Thursday, November 7, 2013

Towards the R package sheldus, Part 1: Natural Disaster Losses in the US in 2012

The SHELDUS database, short for Spatial Hazard Events and Losses Database in the United States (http://webra.cas.sc.edu/hvri/products/sheldus.aspx), from the University of South Carolina, is a  database on human and property losses from natural disasters in the United States. Data from this database includes County-level information on property losses, crop losses, injuries and fatalities from 18 different types of natural hazards (hurricanes, droughts, floods, etc.) from about 1960 to the present.

Pros
  • Data is free
  • Inflation adjusted losses are also available
Cons
  • Downloading the approximately 200 MB data (as of Nov 2013) from the GUI is tedious. There does not seem to be an easy way to download the entire data all at once. 
  • Currently only one reference year could be chosen for inflation adjustment. What if someone wanted multiple years or wanted to update their data next year - they would have to download the entire data set again through the clunky GUI!
  • Sharing the data and analysis of the entire data is not easy because of its size and layout.
Goal
  • Build an R package which would come with the entire SHELDUS data. 
  • Create functions to display and analyze the data.  
  • [future maybe] Combine this with other disaster damage info (e.g., FEMA's NFIP -https://github.com/RationShop/nfip).
Status/TODOs
  • Most of the code for cleaning and formatting the data, IO and graphics is ready.
  • Instead of plain text, I use the binary format (and a few tricks) reducing the data size to 30 MB (from ~ 200 MB!).
  • [TODO] Ability to retrieve data for multiple years/perils at once.
  • [TODO] Code for inflation adjustment.
  • [TODO] Presidential Disaster Declarations data and data prior to 1960 needs to be included.
I will be revising the code towards building a complete R package.
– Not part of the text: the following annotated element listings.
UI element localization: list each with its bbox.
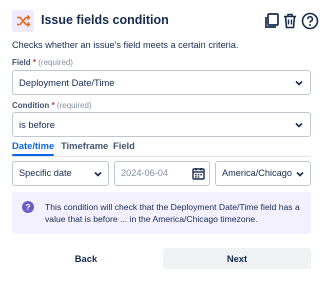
condition-select-value: is before xyxy=(19,119,55,130)
timezone-value: America/Chicago xyxy=(222,168,292,178)
chevron-down-icon xyxy=(295,122,303,128)
field-label: Field * (required) xyxy=(12,58,73,67)
question-circle-icon: ? xyxy=(22,201,34,213)
condition-label-text: Condition xyxy=(12,101,50,110)
tab-timeframe[interactable]: Timeframe xyxy=(61,140,108,151)
chevron-down-icon xyxy=(94,171,102,177)
calendar-icon[interactable] xyxy=(192,167,205,180)
condition-summary-text: This condition will check that the Deplo… xyxy=(45,202,300,224)
field-select[interactable]: Deployment Date/Time xyxy=(12,70,311,95)
copy-icon xyxy=(265,13,279,28)
required-marker: * xyxy=(32,58,37,67)
value-type-tabs: Date/time Timeframe Field xyxy=(12,140,311,158)
field-select-value: Deployment Date/Time xyxy=(19,77,115,88)
condition-label: Condition * (required) xyxy=(12,101,92,110)
date-type-value: Specific date xyxy=(19,168,72,178)
tabs-divider xyxy=(12,156,311,157)
shuffle-icon xyxy=(12,10,34,32)
field-label-text: Field xyxy=(12,58,31,67)
date-input[interactable]: 2024-06-04 xyxy=(114,161,210,186)
condition-description: Checks whether an issue's field meets a … xyxy=(12,40,239,50)
panel-title: Issue fields condition xyxy=(41,13,169,27)
tab-date-time[interactable]: Date/time xyxy=(12,140,55,156)
date-type-select[interactable]: Specific date xyxy=(12,161,109,186)
required-hint: (required) xyxy=(56,101,92,110)
trash-icon xyxy=(284,13,296,29)
next-button[interactable]: Next xyxy=(163,248,311,269)
chevron-down-icon xyxy=(296,171,304,177)
delete-button[interactable] xyxy=(280,10,300,32)
panel-header: Issue fields condition xyxy=(12,10,319,32)
date-input-placeholder: 2024-06-04 xyxy=(121,168,168,178)
help-icon xyxy=(301,12,319,30)
help-button[interactable] xyxy=(300,10,320,32)
condition-select[interactable]: is before xyxy=(12,112,311,137)
back-button[interactable]: Back xyxy=(12,248,160,269)
tab-field[interactable]: Field xyxy=(113,140,135,151)
condition-summary-message: ? This condition will check that the Dep… xyxy=(12,192,311,234)
required-hint: (required) xyxy=(38,58,73,67)
copy-button[interactable] xyxy=(262,10,282,32)
chevron-down-icon xyxy=(295,80,303,86)
required-marker: * xyxy=(51,101,55,110)
timezone-select[interactable]: America/Chicago xyxy=(215,161,311,186)
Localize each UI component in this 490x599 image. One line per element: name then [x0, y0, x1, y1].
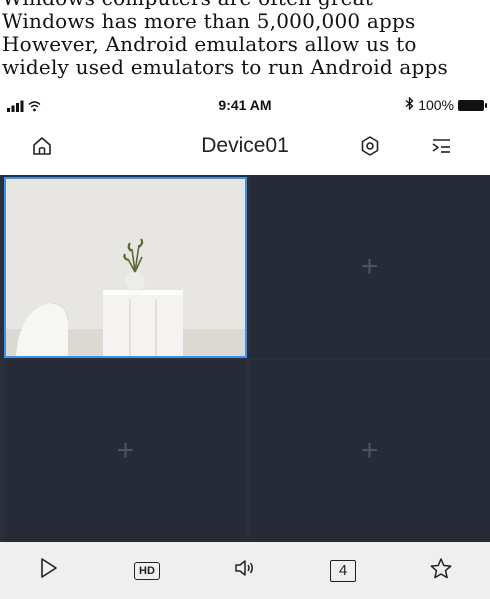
camera-grid: + + +: [0, 175, 490, 542]
add-camera-icon: +: [360, 434, 379, 467]
page-title: Device01: [201, 134, 289, 157]
article-line: widely used emulators to run Android app…: [2, 55, 449, 79]
status-bar: 9:41 AM 100%: [0, 93, 490, 119]
article-text-strip: Windows computers are often great Window…: [0, 0, 490, 93]
bluetooth-icon: [405, 96, 414, 113]
play-button[interactable]: [29, 551, 69, 591]
hd-quality-button[interactable]: HD: [127, 551, 167, 591]
camera-tile-empty[interactable]: +: [249, 175, 490, 358]
add-camera-icon: +: [360, 249, 379, 283]
sort-list-icon: [430, 135, 454, 162]
star-icon: [429, 557, 453, 585]
article-line: However, Android emulators allow us to: [2, 32, 417, 56]
settings-icon: [359, 135, 381, 162]
add-camera-icon: +: [116, 434, 135, 467]
camera-tile-empty[interactable]: +: [4, 360, 247, 542]
sound-button[interactable]: [225, 551, 265, 591]
hd-label: HD: [134, 561, 160, 580]
speaker-icon: [233, 557, 257, 584]
battery-icon: [458, 99, 487, 111]
favorite-button[interactable]: [421, 551, 461, 591]
split-screen-button[interactable]: 4: [323, 551, 363, 591]
battery-percent: 100%: [418, 97, 454, 113]
bottom-toolbar: HD 4: [0, 542, 490, 599]
camera-tile-empty[interactable]: +: [249, 360, 490, 542]
camera-preview-image: [6, 179, 245, 356]
nav-bar: Device01: [0, 119, 490, 175]
settings-button[interactable]: [355, 133, 385, 163]
article-line: Windows has more than 5,000,000 apps: [2, 9, 416, 33]
camera-tile-active[interactable]: [4, 177, 247, 358]
play-icon: [39, 557, 59, 584]
split-count-label: 4: [329, 559, 357, 582]
sort-list-button[interactable]: [427, 133, 457, 163]
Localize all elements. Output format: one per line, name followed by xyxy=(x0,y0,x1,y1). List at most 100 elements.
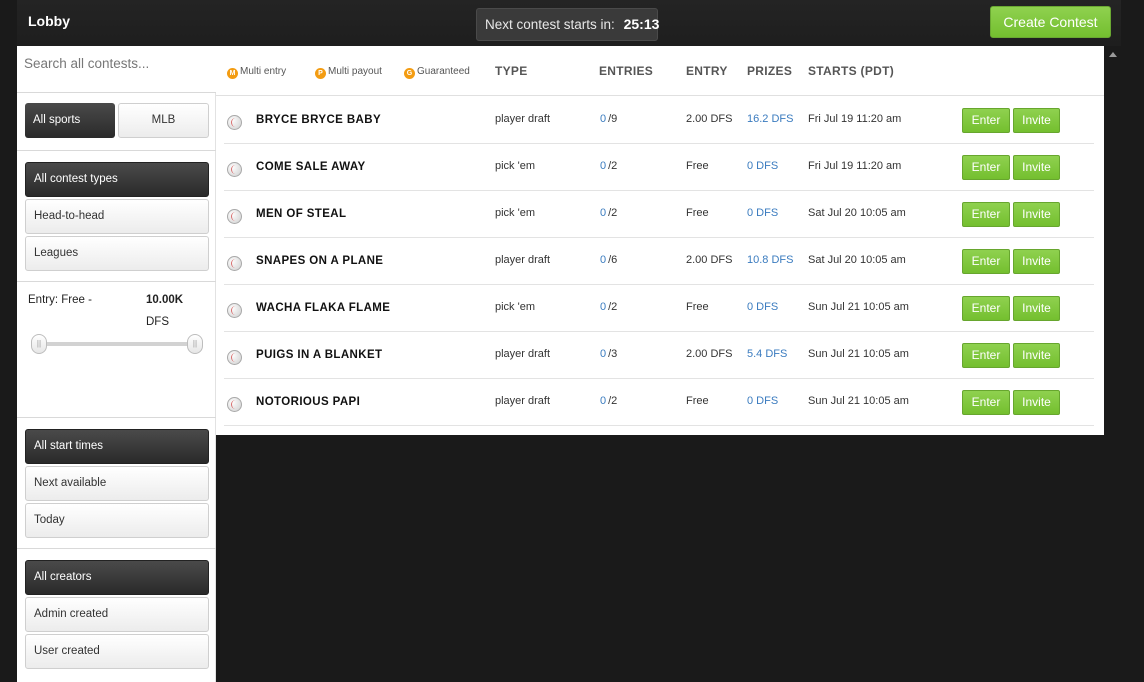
contest-prizes[interactable]: 0 DFS xyxy=(747,207,778,219)
scroll-up-arrow-icon[interactable] xyxy=(1109,52,1117,57)
baseball-icon xyxy=(227,115,242,130)
enter-button[interactable]: Enter xyxy=(962,108,1010,133)
table-row[interactable]: MEN OF STEAL pick 'em 0/2 Free 0 DFS Sat Jul … xyxy=(224,191,1094,238)
filter-today[interactable]: Today xyxy=(25,503,209,538)
contest-prizes[interactable]: 16.2 DFS xyxy=(747,113,793,125)
filter-all-creators[interactable]: All creators xyxy=(25,560,209,595)
contest-name[interactable]: BRYCE BRYCE BABY xyxy=(256,114,381,126)
filter-user-created[interactable]: User created xyxy=(25,634,209,669)
enter-button[interactable]: Enter xyxy=(962,390,1010,415)
invite-button[interactable]: Invite xyxy=(1013,202,1060,227)
entries-count[interactable]: 0 xyxy=(600,207,606,219)
filter-next-available[interactable]: Next available xyxy=(25,466,209,501)
enter-button[interactable]: Enter xyxy=(962,249,1010,274)
entries-max: /2 xyxy=(608,395,618,407)
enter-button[interactable]: Enter xyxy=(962,296,1010,321)
contest-name[interactable]: NOTORIOUS PAPI xyxy=(256,396,360,408)
entry-range-label: Entry: Free - xyxy=(28,294,92,306)
next-contest-countdown: Next contest starts in: 25:13 xyxy=(476,8,660,41)
table-row[interactable]: WACHA FLAKA FLAME pick 'em 0/2 Free 0 DFS Sun… xyxy=(224,285,1094,332)
filter-all-sports[interactable]: All sports xyxy=(25,103,115,138)
contest-name[interactable]: MEN OF STEAL xyxy=(256,208,346,220)
filter-admin-created[interactable]: Admin created xyxy=(25,597,209,632)
legend-multi-entry: M Multi entry xyxy=(227,66,286,79)
entries-count[interactable]: 0 xyxy=(600,160,606,172)
create-contest-button[interactable]: Create Contest xyxy=(990,6,1111,38)
contest-entries: 0/2 xyxy=(600,207,617,219)
filter-mlb[interactable]: MLB xyxy=(118,103,209,138)
divider xyxy=(17,281,216,282)
contest-entry-fee: 2.00 DFS xyxy=(686,254,733,266)
filter-leagues[interactable]: Leagues xyxy=(25,236,209,271)
contest-type: player draft xyxy=(495,113,551,125)
contest-start-time: Sat Jul 20 10:05 am xyxy=(808,207,906,219)
slider-max-handle[interactable]: || xyxy=(187,334,203,354)
guaranteed-badge-icon: G xyxy=(404,68,415,79)
table-row[interactable]: SNAPES ON A PLANE player draft 0/6 2.00 DFS… xyxy=(224,238,1094,285)
column-header-starts[interactable]: STARTS (PDT) xyxy=(808,64,894,78)
contest-prizes[interactable]: 0 DFS xyxy=(747,301,778,313)
entries-count[interactable]: 0 xyxy=(600,395,606,407)
invite-button[interactable]: Invite xyxy=(1013,108,1060,133)
invite-button[interactable]: Invite xyxy=(1013,343,1060,368)
column-header-entry[interactable]: ENTRY xyxy=(686,64,728,78)
baseball-icon xyxy=(227,303,242,318)
baseball-icon xyxy=(227,397,242,412)
entries-count[interactable]: 0 xyxy=(600,113,606,125)
invite-button[interactable]: Invite xyxy=(1013,155,1060,180)
column-header-entries[interactable]: ENTRIES xyxy=(599,64,653,78)
contest-prizes[interactable]: 10.8 DFS xyxy=(747,254,793,266)
contest-prizes[interactable]: 0 DFS xyxy=(747,395,778,407)
baseball-icon xyxy=(227,209,242,224)
enter-button[interactable]: Enter xyxy=(962,155,1010,180)
contest-entries: 0/3 xyxy=(600,348,617,360)
enter-button[interactable]: Enter xyxy=(962,343,1010,368)
contest-type: pick 'em xyxy=(495,160,535,172)
table-row[interactable]: COME SALE AWAY pick 'em 0/2 Free 0 DFS Fri Ju… xyxy=(224,144,1094,191)
contest-type: player draft xyxy=(495,348,551,360)
contest-name[interactable]: SNAPES ON A PLANE xyxy=(256,255,383,267)
contest-start-time: Sun Jul 21 10:05 am xyxy=(808,301,909,313)
entries-count[interactable]: 0 xyxy=(600,301,606,313)
contest-start-time: Sun Jul 21 10:05 am xyxy=(808,395,909,407)
table-row[interactable]: BRYCE BRYCE BABY player draft 0/9 2.00 DFS 1… xyxy=(224,97,1094,144)
entries-max: /2 xyxy=(608,160,618,172)
contest-entries: 0/6 xyxy=(600,254,617,266)
contest-entry-fee: 2.00 DFS xyxy=(686,348,733,360)
contest-name[interactable]: PUIGS IN A BLANKET xyxy=(256,349,382,361)
countdown-time: 25:13 xyxy=(623,16,660,32)
invite-button[interactable]: Invite xyxy=(1013,249,1060,274)
invite-button[interactable]: Invite xyxy=(1013,296,1060,321)
search-input[interactable] xyxy=(17,46,216,92)
contest-prizes[interactable]: 5.4 DFS xyxy=(747,348,787,360)
countdown-label: Next contest starts in: xyxy=(485,17,615,32)
entries-count[interactable]: 0 xyxy=(600,348,606,360)
entries-count[interactable]: 0 xyxy=(600,254,606,266)
column-header-prizes[interactable]: PRIZES xyxy=(747,64,792,78)
legend-label: Guaranteed xyxy=(417,66,470,77)
column-header-type[interactable]: TYPE xyxy=(495,64,528,78)
multi-entry-badge-icon: M xyxy=(227,68,238,79)
contest-start-time: Fri Jul 19 11:20 am xyxy=(808,160,902,172)
contest-name[interactable]: COME SALE AWAY xyxy=(256,161,366,173)
contest-prizes[interactable]: 0 DFS xyxy=(747,160,778,172)
baseball-icon xyxy=(227,350,242,365)
table-row[interactable]: PUIGS IN A BLANKET player draft 0/3 2.00 DF… xyxy=(224,332,1094,379)
filter-head-to-head[interactable]: Head-to-head xyxy=(25,199,209,234)
enter-button[interactable]: Enter xyxy=(962,202,1010,227)
slider-min-handle[interactable]: || xyxy=(31,334,47,354)
contest-entry-fee: 2.00 DFS xyxy=(686,113,733,125)
divider xyxy=(17,417,216,418)
table-row[interactable]: NOTORIOUS PAPI player draft 0/2 Free 0 DFS Su… xyxy=(224,379,1094,426)
legend-label: Multi payout xyxy=(328,66,382,77)
legend-multi-payout: P Multi payout xyxy=(315,66,382,79)
table-header: M Multi entry P Multi payout G Guaranteed T… xyxy=(216,46,1104,96)
filter-all-contest-types[interactable]: All contest types xyxy=(25,162,209,197)
filter-all-start-times[interactable]: All start times xyxy=(25,429,209,464)
contest-name[interactable]: WACHA FLAKA FLAME xyxy=(256,302,390,314)
invite-button[interactable]: Invite xyxy=(1013,390,1060,415)
entry-range-unit: DFS xyxy=(146,316,169,328)
entry-range-slider[interactable] xyxy=(37,342,196,346)
legend-label: Multi entry xyxy=(240,66,287,77)
contest-entry-fee: Free xyxy=(686,395,709,407)
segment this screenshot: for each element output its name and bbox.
Along my way I will be doing several QA/QC checks and will be posting on my analyses.
In this first post, I will be looking at losses in 2012. Please see - https://github.com/RationShop/sheldus/blob/master/publish_part1.md

All the graphics and code are available at my GitHub site - https://github.com/RationShop/sheldus

Any help or comments appreciated.

2 comments:

Unknown said...

Interesting citation and proposal.

No doubt, there is enough for you to do without taking on still more work. But it would be interesting to consider a broader range of energy-related events:
(1) pipelines (crude oil and natural gas transmission and distribution events)
(2) electrical system events (transmission and distribution)
(3) nuclear.

Although nuclear accidents are rare, Fukushima highlights the importance of considering how tsunamis and earthquakes can propagate into radiological and reactor accidents. Hence, this is less about data and more about how to employ cat data to infer risk.

I'm interested in this effort and will be following it. If I can be of any assistance, please reach out

Gopi Goteti said...

Thanks Stephen! Are you aware of any database or other source of data for such energy-related events. If so, please let me know. The biggest problem seems to be getting reliable and consistent data.